Dorothea ends up on a lower social level than she started, married to an eccentric man of questionable blood, gossiped about in town and widely seen as a social failure. Lydgate, meanwhile, becomes “successful”; his beautiful wife is universally admired, and his practice is profitable and popular. But this conventional judgment means nothing; for Dorothea can live in good conscience, while Lydgate cannot.
But is success, for Eliot, so entirely dependent on intention, and so entirely divorced from results? Not exactly. For the person who is true to her moral intuition—even if she fails in her plans, even if she falls far short of her potential, and even if she is disgraced in the eyes of society—still exerts a beneficent effect on her surroundings.
Anyone who selflessly and boldly follows her moral intuition encourages everyone she meets, however subtly, to follow this example: as Eliot says of Dorothea, “the effect of her being on those around her was incalculably diffusive.” Eliot shows this most touchingly in the meeting between Dorothea and Rosamond. Although Rosamond is vain, selfish, and superficial, the presence of Dorothea prompts her to one of the only unselfish acts of her life.
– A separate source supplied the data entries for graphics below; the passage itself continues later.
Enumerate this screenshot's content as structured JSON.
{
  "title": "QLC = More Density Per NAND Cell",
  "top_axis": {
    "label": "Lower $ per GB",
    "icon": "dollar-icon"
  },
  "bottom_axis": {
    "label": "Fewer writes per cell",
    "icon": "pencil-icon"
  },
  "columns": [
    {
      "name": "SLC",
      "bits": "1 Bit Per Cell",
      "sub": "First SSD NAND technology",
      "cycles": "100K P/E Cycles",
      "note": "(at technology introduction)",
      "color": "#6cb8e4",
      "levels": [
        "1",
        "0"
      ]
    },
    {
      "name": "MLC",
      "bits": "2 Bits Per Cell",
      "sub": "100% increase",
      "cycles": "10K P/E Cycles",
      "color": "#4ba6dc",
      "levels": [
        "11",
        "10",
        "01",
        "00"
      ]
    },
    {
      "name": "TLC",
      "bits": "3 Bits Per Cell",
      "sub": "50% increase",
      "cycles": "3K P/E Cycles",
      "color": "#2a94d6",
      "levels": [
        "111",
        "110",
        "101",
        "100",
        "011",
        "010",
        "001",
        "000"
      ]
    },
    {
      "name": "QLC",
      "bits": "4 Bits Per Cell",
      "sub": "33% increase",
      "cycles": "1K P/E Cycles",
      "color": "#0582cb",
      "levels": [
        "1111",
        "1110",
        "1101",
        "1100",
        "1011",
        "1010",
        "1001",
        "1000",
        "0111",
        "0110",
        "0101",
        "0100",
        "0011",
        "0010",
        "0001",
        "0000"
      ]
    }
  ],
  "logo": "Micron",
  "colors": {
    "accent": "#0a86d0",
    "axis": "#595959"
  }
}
From reading this review, you might get the idea that this book is merely a philosophical exercise. But Eliot’s most miraculous accomplishment is to combine this analysis with an immaculate novel. The portrait she gives of Middlemarch is so fully realized, without any hint of strain or artifice, that the reader feels that he has bought a cottage there himself.
Normally at this point in a review, I add some criticisms; but I cannot think of a single bad thing to say about this book. Eliot’s command of dialogue and characterization, of pacing and plot-development, cannot be faulted. She moves effortlessly from scene to scene, from storyline to storyline, showing how the private is interwoven with the public, the social with the psychological, the economical with the amorous—how our vices are implicated in our virtues, how our good intentions shot through with ulterior motives, how our hopes and fears are mixed up with our routine reality—never simplifying the ambiguities of perspective or collapsing the many layers of meaning—and yet she is always in perfect command of her mountains of material.
A host of minor characters marches through these pages, each one individualized, many of them charming, some hilarious, a few irritating, and all of them vividly real. I could see parts of myself in every one of them, from the petulant Fred Vincey, to the blunt Mary Garth, to the frigid Mr. Casaubon, to the muddle-headed Mr. Brooke—almost Dickensian in his comic exaggeration—to every gossip, loony, miser, dissolute, profilage, and tender heart—the list cannot be finished.
Perhaps Eliot’s most astounding feat is to combine the aesthetic, with the ethical, with the analytic, in such a way that you can no longer view them separately. Eliot’s masterpiece charms as it preaches; it is both beautiful and wise; it pulls on the heart while engaging the head; and it is, in the words of Virgina Woolf, “one of the few English novels written for grown-up people.”